Previous | Home | Exercises | PDF slides | Next

Perl 2007: Lesson 5

This text is part of the lecture notes for a programming course taught at University of Tilburg, The Netherlands.

5. Subroutines

This section presents subroutines and related concepts such as variable scope and program arguments.

5.1. The basic facts

Subroutines are named blocks of code. The fact that they have a name enables us to execute their body of code from anywhere in the program by calling their name. Calls to subroutines can be recognized because subroutine names often start with the special character &. Here is an example:

   sub askForInput {
      print "Please enter something: ";
   }
   # other code is inserted here
   &askForInput();

When the subroutine askForInput is called at the end of the program, its body will be executed and the request for input will be printed. Note that the subroutine body will only be executed when the subroutine is called. So if the subroutine is located at the start of the program, the code in the body will just be skipped when the program is read.

Subroutines will perform small and useful tasks. After you have been programming for some months, you will have written many subroutines. Some of these will be used in different programs. You do not want to have to copy a subroutine to a program file every time you need it. There is a convenient work-around for this: put related subroutines in a file and include the file with the command require:

   # files with subroutines are stored here
   use lib "/home/wwwppl/erikt/perllib"; # directory
   # we will use this file
   require "nlp.pm"; # file: /home/wwwppl/erikt/perllib/nlp.pm

Here we start with defining in which directory the files with subroutines have stored. Then we read the file we want to use. Files included like this are called packages, modules or libraries. It is customary to give them a name with extension .pm which does not have to be specified in the require command. So in this example we are actually including file nlp.pm. When you write your own packages, you should be aware of the fact that Perl requires packages to return a true value. This can be enforced by letting the packages end with a one followed by a semicolon (1;):

   # example .pm file with one subroutine
   sub askForInput {
      print "Please enter something: ";
   }
   # to avoid "did not return a true value" error line
   1;

5.2. Variable scope

Suppose we have written a program with one subroutine. A variable $a is used both in the subroutine and in the main part program of the program. Here is an overview of the program:

   $a = 0;
   print "$a\n";
   sub changeA { $a = 1; }
   print "$a\n";
   &changeA();
   print "$a\n";

The value of $a will be printed three times and the question is what values will be printed. The first time the value is printed, the value 0 has been put in $a so this value will be printed. This will also happen the second time because the body of the subroutine definition will be skipped. The third time, the value 1 will be printed because $a has been changed by the subroutine call on the previous line. In this example, the variable $a can be accessed throughout the program: both in the main part and in the subroutine.
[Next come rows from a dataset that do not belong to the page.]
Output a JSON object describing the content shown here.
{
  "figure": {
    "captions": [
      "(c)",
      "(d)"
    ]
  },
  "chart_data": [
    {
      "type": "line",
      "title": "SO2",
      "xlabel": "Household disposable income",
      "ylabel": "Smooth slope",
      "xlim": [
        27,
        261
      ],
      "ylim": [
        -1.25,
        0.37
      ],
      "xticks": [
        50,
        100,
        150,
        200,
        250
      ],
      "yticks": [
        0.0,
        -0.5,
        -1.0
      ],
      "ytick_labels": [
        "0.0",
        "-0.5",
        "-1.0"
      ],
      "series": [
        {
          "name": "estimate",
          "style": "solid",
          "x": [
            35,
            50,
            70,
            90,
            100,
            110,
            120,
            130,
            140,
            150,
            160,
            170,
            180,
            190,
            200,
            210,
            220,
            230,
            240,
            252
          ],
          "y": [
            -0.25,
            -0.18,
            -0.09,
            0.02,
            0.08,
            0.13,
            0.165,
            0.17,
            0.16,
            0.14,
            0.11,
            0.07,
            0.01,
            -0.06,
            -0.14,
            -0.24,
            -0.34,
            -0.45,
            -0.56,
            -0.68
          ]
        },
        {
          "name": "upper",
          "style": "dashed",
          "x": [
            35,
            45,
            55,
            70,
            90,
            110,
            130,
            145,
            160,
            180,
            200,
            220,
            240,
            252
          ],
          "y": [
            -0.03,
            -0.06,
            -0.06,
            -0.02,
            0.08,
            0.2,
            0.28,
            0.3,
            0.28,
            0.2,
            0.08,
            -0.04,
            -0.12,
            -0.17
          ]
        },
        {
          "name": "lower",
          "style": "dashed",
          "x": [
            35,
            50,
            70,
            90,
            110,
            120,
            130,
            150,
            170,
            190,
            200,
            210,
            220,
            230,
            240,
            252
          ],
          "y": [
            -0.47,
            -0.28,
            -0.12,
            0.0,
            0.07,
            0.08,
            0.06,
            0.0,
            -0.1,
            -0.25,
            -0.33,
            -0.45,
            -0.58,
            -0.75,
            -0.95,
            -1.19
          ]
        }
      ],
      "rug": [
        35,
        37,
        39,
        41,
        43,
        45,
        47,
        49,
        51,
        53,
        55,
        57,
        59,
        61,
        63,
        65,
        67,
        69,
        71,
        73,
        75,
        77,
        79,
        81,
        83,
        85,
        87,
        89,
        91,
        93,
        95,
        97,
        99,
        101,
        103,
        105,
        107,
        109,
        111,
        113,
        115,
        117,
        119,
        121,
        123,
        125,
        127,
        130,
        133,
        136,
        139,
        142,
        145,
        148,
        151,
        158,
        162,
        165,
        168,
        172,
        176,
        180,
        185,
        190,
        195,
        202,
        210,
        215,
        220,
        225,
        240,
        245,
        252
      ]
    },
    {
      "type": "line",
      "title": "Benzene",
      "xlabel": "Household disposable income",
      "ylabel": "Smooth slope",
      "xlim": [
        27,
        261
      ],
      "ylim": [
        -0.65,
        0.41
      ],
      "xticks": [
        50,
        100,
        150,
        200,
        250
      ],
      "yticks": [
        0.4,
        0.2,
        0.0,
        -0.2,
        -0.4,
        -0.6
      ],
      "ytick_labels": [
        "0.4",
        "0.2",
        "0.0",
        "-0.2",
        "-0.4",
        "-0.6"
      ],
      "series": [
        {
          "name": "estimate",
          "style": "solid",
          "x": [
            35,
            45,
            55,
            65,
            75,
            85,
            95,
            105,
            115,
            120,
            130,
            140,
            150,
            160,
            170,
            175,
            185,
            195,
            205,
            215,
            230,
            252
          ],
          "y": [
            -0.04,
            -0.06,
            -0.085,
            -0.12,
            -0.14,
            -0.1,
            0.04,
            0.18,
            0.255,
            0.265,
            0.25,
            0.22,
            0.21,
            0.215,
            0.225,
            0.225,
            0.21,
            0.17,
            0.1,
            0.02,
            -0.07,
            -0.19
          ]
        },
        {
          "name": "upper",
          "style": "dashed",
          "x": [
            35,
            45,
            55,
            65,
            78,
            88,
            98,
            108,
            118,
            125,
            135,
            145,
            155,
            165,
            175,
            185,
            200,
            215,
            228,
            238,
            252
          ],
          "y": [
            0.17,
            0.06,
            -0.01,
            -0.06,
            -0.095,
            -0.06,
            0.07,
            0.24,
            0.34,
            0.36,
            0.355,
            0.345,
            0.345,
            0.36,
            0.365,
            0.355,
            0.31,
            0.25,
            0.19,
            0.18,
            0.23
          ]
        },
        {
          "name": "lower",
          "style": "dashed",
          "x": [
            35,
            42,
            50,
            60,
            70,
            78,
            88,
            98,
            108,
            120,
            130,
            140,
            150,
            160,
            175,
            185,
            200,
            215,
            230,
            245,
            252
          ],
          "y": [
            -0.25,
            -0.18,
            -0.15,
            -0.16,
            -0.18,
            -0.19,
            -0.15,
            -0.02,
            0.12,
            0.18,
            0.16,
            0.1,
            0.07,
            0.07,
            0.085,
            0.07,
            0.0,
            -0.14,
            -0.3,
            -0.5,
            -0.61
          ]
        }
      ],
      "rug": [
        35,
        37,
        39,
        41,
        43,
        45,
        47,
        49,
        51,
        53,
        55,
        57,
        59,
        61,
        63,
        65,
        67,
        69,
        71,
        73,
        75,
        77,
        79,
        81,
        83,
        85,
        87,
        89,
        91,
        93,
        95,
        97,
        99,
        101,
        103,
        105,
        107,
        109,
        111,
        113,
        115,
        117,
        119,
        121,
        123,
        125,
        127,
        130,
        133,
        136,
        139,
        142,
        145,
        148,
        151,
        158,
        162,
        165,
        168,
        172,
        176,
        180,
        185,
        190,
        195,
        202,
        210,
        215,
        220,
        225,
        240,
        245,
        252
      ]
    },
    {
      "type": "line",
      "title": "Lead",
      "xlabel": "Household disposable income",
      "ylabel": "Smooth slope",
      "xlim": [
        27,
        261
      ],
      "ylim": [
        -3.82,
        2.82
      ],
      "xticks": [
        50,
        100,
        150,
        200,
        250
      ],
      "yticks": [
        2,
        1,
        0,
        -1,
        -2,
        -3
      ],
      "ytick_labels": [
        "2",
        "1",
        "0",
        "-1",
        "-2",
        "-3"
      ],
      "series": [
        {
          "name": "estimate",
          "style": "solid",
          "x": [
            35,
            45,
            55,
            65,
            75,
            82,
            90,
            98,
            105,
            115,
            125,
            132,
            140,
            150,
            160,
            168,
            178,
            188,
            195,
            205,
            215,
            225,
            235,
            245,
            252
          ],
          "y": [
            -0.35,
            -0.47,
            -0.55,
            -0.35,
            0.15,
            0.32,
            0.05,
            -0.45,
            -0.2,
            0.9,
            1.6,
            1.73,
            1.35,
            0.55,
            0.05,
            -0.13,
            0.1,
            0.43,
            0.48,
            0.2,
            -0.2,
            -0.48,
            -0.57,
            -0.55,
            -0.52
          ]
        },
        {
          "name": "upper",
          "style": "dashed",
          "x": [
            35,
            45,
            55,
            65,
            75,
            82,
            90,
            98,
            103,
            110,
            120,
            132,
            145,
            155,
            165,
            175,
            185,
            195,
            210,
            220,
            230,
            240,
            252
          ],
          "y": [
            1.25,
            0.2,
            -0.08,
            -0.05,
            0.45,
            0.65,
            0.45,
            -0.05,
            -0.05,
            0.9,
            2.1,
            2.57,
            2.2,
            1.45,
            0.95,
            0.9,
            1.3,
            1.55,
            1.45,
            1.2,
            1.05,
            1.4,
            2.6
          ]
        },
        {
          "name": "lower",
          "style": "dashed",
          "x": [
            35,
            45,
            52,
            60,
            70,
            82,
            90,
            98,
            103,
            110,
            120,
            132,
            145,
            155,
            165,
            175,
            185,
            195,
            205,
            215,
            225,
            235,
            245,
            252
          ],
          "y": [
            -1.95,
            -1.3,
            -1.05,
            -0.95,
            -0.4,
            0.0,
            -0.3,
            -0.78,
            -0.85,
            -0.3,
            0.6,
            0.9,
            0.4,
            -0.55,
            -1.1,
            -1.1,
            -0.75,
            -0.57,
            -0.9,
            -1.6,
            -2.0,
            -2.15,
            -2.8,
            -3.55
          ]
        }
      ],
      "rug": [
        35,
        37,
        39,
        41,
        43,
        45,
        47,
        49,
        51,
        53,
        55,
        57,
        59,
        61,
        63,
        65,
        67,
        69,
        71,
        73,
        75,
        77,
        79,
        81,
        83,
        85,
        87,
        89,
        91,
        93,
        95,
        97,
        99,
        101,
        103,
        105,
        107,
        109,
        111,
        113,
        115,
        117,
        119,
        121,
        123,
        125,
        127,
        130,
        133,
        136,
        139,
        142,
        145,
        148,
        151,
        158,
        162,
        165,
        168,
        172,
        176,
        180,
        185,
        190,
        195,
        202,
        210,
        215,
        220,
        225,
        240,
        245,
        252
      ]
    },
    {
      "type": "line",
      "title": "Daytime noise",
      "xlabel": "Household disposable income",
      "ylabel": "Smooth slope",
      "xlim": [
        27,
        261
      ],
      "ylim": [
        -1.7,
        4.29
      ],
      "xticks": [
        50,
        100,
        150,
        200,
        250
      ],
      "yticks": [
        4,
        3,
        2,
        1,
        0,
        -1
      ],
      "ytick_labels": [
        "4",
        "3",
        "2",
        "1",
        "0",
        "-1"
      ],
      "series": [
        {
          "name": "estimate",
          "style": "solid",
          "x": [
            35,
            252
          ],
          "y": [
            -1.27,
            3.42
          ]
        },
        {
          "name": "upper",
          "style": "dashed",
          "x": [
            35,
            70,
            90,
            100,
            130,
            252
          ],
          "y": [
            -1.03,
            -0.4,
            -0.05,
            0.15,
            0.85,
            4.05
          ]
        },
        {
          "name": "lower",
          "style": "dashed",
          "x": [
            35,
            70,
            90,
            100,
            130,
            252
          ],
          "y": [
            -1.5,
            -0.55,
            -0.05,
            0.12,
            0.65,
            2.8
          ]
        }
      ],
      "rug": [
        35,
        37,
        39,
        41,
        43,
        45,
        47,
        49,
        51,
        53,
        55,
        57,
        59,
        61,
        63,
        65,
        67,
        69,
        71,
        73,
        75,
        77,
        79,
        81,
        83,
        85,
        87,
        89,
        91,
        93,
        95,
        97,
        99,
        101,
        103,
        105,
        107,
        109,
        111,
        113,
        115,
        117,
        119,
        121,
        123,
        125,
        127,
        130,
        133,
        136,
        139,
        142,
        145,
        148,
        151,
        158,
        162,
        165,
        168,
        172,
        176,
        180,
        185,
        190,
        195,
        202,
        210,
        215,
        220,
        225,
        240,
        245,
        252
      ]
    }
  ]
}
We say that $a is a global variable.

Suppose that we have written a subroutine which is included in some package. This subroutine may modify many variables. When we use this subroutine in some large program, we do not want to have to look inside the subroutine to see which variable names might clash with the variables of the main program. We want the subroutine to hide its variables from the rest of the program. This can be done by declaring the variables with my:

   my $a = 0;
   print "$a\n";
   sub changeA { my $a = 1; }
   print "$a\n";
   &changeA();
   print "$a\n";

Because we have put my before the first use of $a in the subroutine, changeA obtained its own variable $a which is not related to variable used in the main program. This means that the value of the main program variable will not be changed and the program will print 0 three times. The my construct influences the scope of a variable: the part of the program in which it can be used. It restricts it to the part starting after the variable definition and ending at the end of the subroutine in which the variable is defined.

5.3. Communication between subroutines and programs

Subroutines communicate with other parts of programs by exchanging variable values. Input of a subroutine can be specified by providing the input as arguments of the subroutine call, for example: &doSomething(2,"a",$abc). A peculiarity of Perl subroutines is that they convert their input variables to a flat list. This means that &doSomething((2,"a"),$abc) will result in the same as the earlier example. Inside the subroutine the argument values can be accessed via the special list @_. So the first argument (here 2) will be put in $_[0], the second (here "a") in $_[1] and the third (here $abc) in $_[2].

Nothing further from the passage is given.